In a study by Dr. Timothy Wilson and colleagues out of the University of Virginia, they took individuals and stuck them in a room alone. No phones, friends, or objects to distract them. There was a chair to sit in and a table with a singular item on it, a button. Subjects were informed that if they pushed the button, a painful shock would follow. The choice was simple: either embrace the boredom and spend time thinking or kill time by shocking yourself and inflecting pain. The logical answer is pretty clear. Mind your business, and be alone in your head for a bit. The behavior of the subjects, however, tells a different story. 67% of men and 25% of women chose to inflict themselves with pain rather than contemplate their thoughts for 15-minutes. One individual pressed the button an astonishing 190 times during the 15-minute period.
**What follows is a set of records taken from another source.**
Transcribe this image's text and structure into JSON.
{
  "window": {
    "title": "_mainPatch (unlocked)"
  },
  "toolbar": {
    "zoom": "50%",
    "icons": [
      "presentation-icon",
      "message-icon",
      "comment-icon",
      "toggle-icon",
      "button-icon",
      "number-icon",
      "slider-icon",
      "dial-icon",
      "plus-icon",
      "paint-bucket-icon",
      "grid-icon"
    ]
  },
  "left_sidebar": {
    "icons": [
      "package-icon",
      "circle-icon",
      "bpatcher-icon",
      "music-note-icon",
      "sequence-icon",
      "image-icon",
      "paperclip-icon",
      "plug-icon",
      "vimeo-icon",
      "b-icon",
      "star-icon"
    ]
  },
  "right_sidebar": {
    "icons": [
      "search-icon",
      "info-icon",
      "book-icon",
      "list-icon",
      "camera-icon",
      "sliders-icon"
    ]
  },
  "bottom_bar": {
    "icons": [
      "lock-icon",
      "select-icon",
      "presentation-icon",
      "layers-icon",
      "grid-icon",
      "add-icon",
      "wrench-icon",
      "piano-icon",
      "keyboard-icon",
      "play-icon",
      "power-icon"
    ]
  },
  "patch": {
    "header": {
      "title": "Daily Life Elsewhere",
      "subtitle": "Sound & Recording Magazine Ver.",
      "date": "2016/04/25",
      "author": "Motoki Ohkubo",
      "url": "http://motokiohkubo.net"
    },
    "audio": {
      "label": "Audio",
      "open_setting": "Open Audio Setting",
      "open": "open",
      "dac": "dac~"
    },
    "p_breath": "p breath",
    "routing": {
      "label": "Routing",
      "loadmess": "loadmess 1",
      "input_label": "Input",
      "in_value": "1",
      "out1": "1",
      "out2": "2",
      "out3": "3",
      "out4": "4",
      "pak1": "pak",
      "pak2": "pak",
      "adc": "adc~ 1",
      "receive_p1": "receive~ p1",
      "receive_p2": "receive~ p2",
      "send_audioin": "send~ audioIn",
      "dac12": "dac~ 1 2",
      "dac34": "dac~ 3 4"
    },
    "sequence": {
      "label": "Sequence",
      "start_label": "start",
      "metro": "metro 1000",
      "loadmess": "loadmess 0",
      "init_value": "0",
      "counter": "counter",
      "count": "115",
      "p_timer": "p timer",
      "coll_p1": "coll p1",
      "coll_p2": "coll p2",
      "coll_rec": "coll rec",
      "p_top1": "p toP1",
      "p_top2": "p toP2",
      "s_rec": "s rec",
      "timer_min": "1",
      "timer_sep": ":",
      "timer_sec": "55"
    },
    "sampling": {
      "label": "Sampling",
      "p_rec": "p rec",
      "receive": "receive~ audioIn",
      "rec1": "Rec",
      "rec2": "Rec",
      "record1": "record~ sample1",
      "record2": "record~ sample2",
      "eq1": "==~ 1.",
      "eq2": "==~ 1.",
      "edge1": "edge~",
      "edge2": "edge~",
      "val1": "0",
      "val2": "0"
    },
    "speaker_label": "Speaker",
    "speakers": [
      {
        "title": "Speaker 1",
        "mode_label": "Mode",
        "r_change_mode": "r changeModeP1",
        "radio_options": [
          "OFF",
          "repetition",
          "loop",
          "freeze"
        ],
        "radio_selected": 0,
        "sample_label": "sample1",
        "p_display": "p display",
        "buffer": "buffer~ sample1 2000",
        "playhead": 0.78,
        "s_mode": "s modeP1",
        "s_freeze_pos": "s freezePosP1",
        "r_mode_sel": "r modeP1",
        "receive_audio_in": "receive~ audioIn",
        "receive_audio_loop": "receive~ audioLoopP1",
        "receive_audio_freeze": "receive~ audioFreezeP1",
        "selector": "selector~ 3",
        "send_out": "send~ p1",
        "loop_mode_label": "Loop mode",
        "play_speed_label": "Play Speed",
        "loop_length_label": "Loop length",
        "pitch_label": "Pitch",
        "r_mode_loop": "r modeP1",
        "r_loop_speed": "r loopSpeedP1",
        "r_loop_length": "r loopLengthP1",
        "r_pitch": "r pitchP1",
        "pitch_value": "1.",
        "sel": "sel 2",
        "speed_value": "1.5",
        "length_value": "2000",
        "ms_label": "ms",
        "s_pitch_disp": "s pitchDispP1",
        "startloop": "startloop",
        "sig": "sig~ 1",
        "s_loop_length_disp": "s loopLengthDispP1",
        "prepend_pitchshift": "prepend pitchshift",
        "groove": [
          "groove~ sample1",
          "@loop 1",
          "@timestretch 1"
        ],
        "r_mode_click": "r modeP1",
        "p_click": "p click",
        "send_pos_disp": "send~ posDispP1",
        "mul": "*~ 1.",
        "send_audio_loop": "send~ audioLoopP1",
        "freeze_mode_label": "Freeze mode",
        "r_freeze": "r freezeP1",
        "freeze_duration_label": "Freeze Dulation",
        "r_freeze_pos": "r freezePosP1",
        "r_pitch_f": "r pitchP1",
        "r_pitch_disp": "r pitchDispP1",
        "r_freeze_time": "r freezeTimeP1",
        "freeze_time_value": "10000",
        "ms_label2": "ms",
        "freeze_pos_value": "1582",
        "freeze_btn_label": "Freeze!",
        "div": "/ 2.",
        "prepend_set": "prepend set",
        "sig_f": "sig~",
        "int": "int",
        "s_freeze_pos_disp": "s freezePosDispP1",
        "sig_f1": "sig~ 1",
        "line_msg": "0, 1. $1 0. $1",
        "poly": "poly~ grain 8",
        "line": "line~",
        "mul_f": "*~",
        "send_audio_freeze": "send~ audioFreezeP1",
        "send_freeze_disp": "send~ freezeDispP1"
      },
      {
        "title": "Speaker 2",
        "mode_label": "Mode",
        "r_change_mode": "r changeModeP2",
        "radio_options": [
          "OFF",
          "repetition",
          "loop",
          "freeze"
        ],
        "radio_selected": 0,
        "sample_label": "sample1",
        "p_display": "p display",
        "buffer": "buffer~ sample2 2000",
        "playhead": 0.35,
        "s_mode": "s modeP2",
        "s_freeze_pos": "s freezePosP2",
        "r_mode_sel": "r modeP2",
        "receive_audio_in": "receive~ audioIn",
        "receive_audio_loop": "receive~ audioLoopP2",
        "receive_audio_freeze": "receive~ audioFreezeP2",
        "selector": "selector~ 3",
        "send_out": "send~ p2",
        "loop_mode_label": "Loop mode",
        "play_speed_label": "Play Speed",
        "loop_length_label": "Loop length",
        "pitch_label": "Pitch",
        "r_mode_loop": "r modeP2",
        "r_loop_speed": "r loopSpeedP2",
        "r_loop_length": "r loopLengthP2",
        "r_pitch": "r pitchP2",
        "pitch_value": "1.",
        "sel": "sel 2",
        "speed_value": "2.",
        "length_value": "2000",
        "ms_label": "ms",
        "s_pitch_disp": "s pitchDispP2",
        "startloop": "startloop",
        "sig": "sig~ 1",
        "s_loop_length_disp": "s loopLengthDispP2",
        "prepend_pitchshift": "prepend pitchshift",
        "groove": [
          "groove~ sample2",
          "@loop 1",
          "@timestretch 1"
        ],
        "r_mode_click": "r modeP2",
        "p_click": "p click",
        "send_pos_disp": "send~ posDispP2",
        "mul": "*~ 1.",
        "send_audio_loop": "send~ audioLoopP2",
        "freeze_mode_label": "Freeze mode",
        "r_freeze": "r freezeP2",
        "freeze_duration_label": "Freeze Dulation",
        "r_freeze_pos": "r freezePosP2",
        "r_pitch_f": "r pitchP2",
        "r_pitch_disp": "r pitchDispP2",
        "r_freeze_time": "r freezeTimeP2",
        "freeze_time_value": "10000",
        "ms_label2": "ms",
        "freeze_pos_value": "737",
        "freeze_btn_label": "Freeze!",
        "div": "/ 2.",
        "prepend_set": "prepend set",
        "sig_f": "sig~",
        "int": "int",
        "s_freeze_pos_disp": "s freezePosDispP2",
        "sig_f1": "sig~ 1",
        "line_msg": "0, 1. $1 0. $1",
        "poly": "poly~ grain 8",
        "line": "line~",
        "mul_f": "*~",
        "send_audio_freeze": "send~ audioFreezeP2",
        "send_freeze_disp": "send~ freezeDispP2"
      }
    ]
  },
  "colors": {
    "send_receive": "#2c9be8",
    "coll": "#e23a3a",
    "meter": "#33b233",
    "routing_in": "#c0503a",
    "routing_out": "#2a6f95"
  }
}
That meant shocking himself, on average, every 4.7 seconds.

Scientific research confirms that cultivating awareness activates an “emotion-regulating network” that includes the amygdala, or the part of the brain associated with feeling fear and panic. Researchers out of the University of Wisconsin found that when subjects were confronted with a fearful stimulus, conscious awareness improved emotional regulation and directed a subsequent behavioral response by enhancing the interaction between the amygdala and prefrontal cortex, the more calm and collected part of the brain. In one study, Dr. R.C. Lapate and colleagues found that “awareness seems to break otherwise automatic associations between initial (physiological) reactions and subsequent evaluative behavior.” It’s not that we always need to be consciously aware or directing our attention. In fact, over time, just like the runner Devin Fahey’s experience tuning out music, the process largely takes care of itself. But to develop that capacity, first, we need to consciously train it. To be aware and notice where our mind is going, and then to direct it from one stimuli to the next. The larger our capacity for this, the more space we can create between stimulus and response.

Simply being alone in your head goes a long way. If all you do is leave the phone and headphones at home when you go on a walk, you’ll start to stretch your mental muscle. But we can also be intentional about the skills we’re trying to develop. I split them into three levels: noticing, turning the dial, and creating and amplifying. Noticing helps you learn how not to jump from stimuli to stimuli. Turning the dial trains you how to tune into and out of the world, directing your attention where it needs to go. And creating and amplifying increases your cognitive capacity to examine and adjust your internal world. These skills serve as your foundation, allowing you to create space in calm situations before applying them when facing discomfort.